Tuttavia, nella cultura occidentale, la donna è stata da sempre collegata alla corporeità e dunque agli impulsi e alla sregolatezza. Secondo l’autrice femminista Susan Bordo, questo è il motivo per cui, nell’ottica patriarcale, la donna va tenuta sotto controllo: il corpo femminile va regolato nelle sue pulsioni istintive, come la fame o il desiderio sessuale. La donna magra e conforme ai canoni estetici sociali è la donna che si sa trattenere, che antepone la ragione all’istinto e questo passa anche e soprattutto attraverso il controllo del cibo. Ecco quindi che il rapporto tra donne e cibo è spesso caratterizzato da una tensione tra desiderio di lasciarsi andare e senso di colpa nel non riuscire a controllarsi. Questo, nelle sue aberrazioni patologiche, favorisce i disturbi alimentari che, pur colpendo sempre più anche gli uomini, continuano a essere un fenomeno soprattutto femminile, dando origine a quella che la giornalista del Guardian Laurie Penny definisce “a generation of shrinking girls”, una “generazione di ragazze che si stanno restringendo”.
Come possiamo collocare, all’interno di questo quadro, video come quelli di The Diva, che ogni sera si mostra ai suoi fan mentre ingurgita cinque pacchi di noodles o trenta uova fritte? Questi video, lungi dal presentare un atteggiamento sano verso il piacere del cibo, in qualche modo sovvertono le regole, mostrando donne che soddisfano i loro più smodati desideri culinari. Le mukbanger appaiono sfogare senza freni la loro voglia di cibo e, di riflesso, sembrano soddisfare anche quella dei loro fan, diventando una sorta di “avatar dei desideri”. In questo senso il mukbang potrebbe essere interpretato come una forma di ribellione: un atto estremo che sfida decenni di diete e rinunce da parte del mondo femminile. Eppure, quando Lydie, mukbanger britannica, svela come bilanciare le abbuffate con una dieta a base di verdure o la coreana Gabie Kook racconta quanto esercizio fisico serva, dopo ogni video di mukbang, per rimanere in forma, o quando ancora Chiara Paradisi, con un passato da bulimica alle spalle, parla di come il mukbang la aiuti a migliorare il suo rapporto con il cibo, non possono che sorgere dubbi. Ulteriori perplessità, poi, sono date dal voyeurismo che questi video tendono a veicolare. Quando un uomo è disposto a pagare 50 dollari (o molto di più) per vedere una ragazza di bell’aspetto mangiare è, infatti, difficile non scorgere delle implicazioni sessuali. Queste sono senz’altro legate alla stretta relazione tra sesso e cibo, ma anche a una forma di oggettivazione di chi, nel consumare il pasto davanti alla telecamera, finisce per diventare “oggetto di consumo” da parte di chi guarda.

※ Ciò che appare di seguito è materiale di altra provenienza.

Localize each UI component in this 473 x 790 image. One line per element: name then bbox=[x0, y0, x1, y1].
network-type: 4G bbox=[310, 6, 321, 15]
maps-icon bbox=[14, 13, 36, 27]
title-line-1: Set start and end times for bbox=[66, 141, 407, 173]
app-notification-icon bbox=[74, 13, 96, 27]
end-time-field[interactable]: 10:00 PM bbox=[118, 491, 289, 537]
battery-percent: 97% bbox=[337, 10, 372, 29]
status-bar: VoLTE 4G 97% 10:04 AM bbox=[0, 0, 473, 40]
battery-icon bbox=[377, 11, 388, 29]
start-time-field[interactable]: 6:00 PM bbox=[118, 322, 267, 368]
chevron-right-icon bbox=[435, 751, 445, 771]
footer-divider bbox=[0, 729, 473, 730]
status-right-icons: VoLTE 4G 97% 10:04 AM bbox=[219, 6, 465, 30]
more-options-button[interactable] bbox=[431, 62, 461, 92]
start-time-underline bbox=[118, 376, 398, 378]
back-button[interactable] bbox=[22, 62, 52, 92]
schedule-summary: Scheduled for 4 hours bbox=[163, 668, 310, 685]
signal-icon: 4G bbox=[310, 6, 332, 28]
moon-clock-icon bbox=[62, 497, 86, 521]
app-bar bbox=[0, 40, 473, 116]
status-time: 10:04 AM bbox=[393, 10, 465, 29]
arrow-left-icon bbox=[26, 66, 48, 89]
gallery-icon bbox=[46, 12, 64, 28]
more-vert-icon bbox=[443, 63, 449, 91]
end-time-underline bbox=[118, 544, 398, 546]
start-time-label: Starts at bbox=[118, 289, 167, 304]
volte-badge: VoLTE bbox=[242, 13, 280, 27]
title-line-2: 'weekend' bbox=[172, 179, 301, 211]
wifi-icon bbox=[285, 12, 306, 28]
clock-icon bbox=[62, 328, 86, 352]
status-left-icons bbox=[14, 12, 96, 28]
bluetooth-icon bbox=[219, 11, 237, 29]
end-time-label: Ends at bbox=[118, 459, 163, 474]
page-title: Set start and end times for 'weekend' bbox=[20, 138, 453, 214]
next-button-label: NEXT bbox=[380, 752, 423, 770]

Forse, più che un atto sovversivo, questo fenomeno è piuttosto l’ennesima conseguenza delle logiche di controllo del corpo femminile. In un’emblematica manifestazione del cosiddetto “foodporn”, il mukbang è uno spettacolo che mette in scena la fantasia di poter dar sfogo ai propri desideri pur rimanendo allo stesso tempo fisicamente desiderabili. Tramite i video le ragazze possono sognare la fine del continuo controllo della fame e della forma fisica e gli uomini essere attratti – anche sessualmente – da donne ugualmente libere nei loro desideri e conformi alle “regole di femminilità”. Possiamo sederci e goderci l’intrattenimento, magari consumando anche noi la nostra cena e sentendoci meno soli, ma sarà difficile ignorare il fatto che anche nell’ambito di questo fenomeno, il corpo delle donne continua a dibattersi nella gabbia delle convenzioni socio-culturali che lo condizionano.